The following dialog clarifies the meaning of the specific formula
in cell (J14). Note the green "AutoNames" which indicate which
otherwise cryptic A1 references refer to. The purple annotation
indicates potential errors or stylistic issues with the model.
Clicking on hyperlinks facilitates navigation, and dependents can also
be shown. There are videos that describe these and many
other features in detail.
When the review is complete the review(s) can update the metadata
appropriately. For some models it can be appropriate to also
provide a date at which another review should be performed. The
Spreadsheet Detective also provides advanced facilities for comparing
different versions of a model.
The scanning tool can scan many thousands of spreadsheets per hour
across an entire organization. It can also directly scan models
stored in secure document management systems without needing to
download them onto any file server. For larger organizations,
incremental scans can be performed that only scan models that have
changed since the previous scan. Fingerprinting is used to
determine whether formulas have changed rather than just data.
Spreadsheet dependencies can be tracked to ensure that upstream data
sources are also being used correctly. It can also identify
orphaned spreadsheets that continue to be used for some critical
business process but are no longer being maintained. Perhaps more
importantly, it can help identify applications that are too critical
and data centric to be be performed by a spreadsheet at all.

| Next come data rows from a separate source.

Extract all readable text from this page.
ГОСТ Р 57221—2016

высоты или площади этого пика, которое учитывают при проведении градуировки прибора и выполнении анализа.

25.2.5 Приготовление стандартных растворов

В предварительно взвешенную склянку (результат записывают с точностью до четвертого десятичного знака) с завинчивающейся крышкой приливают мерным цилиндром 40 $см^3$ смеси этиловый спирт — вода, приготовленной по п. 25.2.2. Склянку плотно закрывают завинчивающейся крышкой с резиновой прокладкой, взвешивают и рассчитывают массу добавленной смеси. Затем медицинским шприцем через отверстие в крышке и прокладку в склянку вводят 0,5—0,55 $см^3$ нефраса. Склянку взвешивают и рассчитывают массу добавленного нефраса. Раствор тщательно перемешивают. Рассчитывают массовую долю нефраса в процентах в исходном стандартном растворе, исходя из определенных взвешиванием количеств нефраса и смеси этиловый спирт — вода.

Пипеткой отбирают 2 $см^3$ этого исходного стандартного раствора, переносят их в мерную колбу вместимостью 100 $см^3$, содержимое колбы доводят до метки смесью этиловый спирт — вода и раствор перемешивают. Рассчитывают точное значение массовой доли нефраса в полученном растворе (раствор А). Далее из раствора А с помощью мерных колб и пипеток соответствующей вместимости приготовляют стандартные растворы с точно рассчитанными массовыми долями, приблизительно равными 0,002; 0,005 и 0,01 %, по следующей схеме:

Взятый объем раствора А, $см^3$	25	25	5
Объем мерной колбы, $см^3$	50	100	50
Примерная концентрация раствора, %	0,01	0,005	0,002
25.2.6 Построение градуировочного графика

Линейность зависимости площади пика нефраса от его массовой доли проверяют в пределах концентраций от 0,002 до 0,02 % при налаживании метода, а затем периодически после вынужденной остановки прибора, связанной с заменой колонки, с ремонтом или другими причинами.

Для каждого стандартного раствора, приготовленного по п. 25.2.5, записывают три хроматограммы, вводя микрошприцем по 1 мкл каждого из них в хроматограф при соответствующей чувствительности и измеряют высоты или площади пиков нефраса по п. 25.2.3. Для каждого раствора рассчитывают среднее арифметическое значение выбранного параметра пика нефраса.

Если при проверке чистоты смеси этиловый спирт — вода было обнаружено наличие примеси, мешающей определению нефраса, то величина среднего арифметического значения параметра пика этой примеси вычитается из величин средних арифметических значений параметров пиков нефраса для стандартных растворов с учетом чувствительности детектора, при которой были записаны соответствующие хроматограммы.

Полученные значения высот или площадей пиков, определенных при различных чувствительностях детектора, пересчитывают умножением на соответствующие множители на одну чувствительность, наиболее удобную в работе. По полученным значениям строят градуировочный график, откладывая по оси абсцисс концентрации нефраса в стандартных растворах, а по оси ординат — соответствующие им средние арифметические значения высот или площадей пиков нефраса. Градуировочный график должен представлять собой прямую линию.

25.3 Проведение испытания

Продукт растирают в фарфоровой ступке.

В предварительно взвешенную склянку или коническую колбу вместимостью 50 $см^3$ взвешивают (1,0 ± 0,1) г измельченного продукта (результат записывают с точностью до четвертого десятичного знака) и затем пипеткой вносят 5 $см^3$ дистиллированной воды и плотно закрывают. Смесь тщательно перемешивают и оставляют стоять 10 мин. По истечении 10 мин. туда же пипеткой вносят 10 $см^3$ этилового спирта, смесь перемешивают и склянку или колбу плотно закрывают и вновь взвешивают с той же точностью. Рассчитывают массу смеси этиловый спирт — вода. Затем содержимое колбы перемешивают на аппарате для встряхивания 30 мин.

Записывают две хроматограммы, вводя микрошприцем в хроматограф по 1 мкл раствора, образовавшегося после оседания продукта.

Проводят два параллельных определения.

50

The output can be stored into a database, or can be simply loaded
directly into a spreadsheet for analysis.
The cloud based approach loads metadata into the Spreadsheet
Detective's secure servers. This approach requires no support
from a company's IT department. The metadata can also load data
into a private cloud if desired. Note that only the metadata is
uploaded, the actual spreadsheets never leave the corporate network.
The data can then be analyzed online, or more likely downloaded and
analyzed with more powerful offline tools.
Finally, the metadata can be analyzed to understand the risk profile
of an organization. This can be used to target compliance
initiatives to where they are most needed.
As an example of a typical analysis, we first examine the number of
models used in Production as opposed to being under Development or just
Archives of old models. We note the risk profile of those models,
and for what purpose they have been created.
In this scenario, Complex models that are Critical must be
reviewed. Those that are Simple and Critical, or Complex but just
Important should be reviewed but there is no insistence upon
that. Non-Critical models or Trivial ones never need a review.
This report shows that our compliance levels are poor. There are
almost 200 Complex, Critical models that have not been reviewed, and
even more for which a review is desirable but has not been performed.
Drilling down, we see that compliance actually improved during 2016 and
2018, with only 6 non-compliant models in Q4 2017. But there has
then been a serious regression in 2018.
Examining by usage, we see that Engineering has been the major source
of non-compliant models.
And filtering by Engineering shows that this problem has become much
worse in late 2018. Further, the total number of models has
increased, which suggest that Engineering has become very busy and may
not have time to perform required quality assurance. This
could lead to substantial costs if failures should result, so it would
appear that Engineering needs additional resources to implement proper
The Compliance Detective provides tools to gather metadata about
spreadsheet models both manually and automatically. This can then
be collected either by a scanner or a cloud based approach. The
results can be analyzed to develop quality management processes.
Perhaps more importantly, the associated Spreadsheet Detective provides
powerful tools to perform reviews of complex models, and thus minimize
the risk associated with end user computing.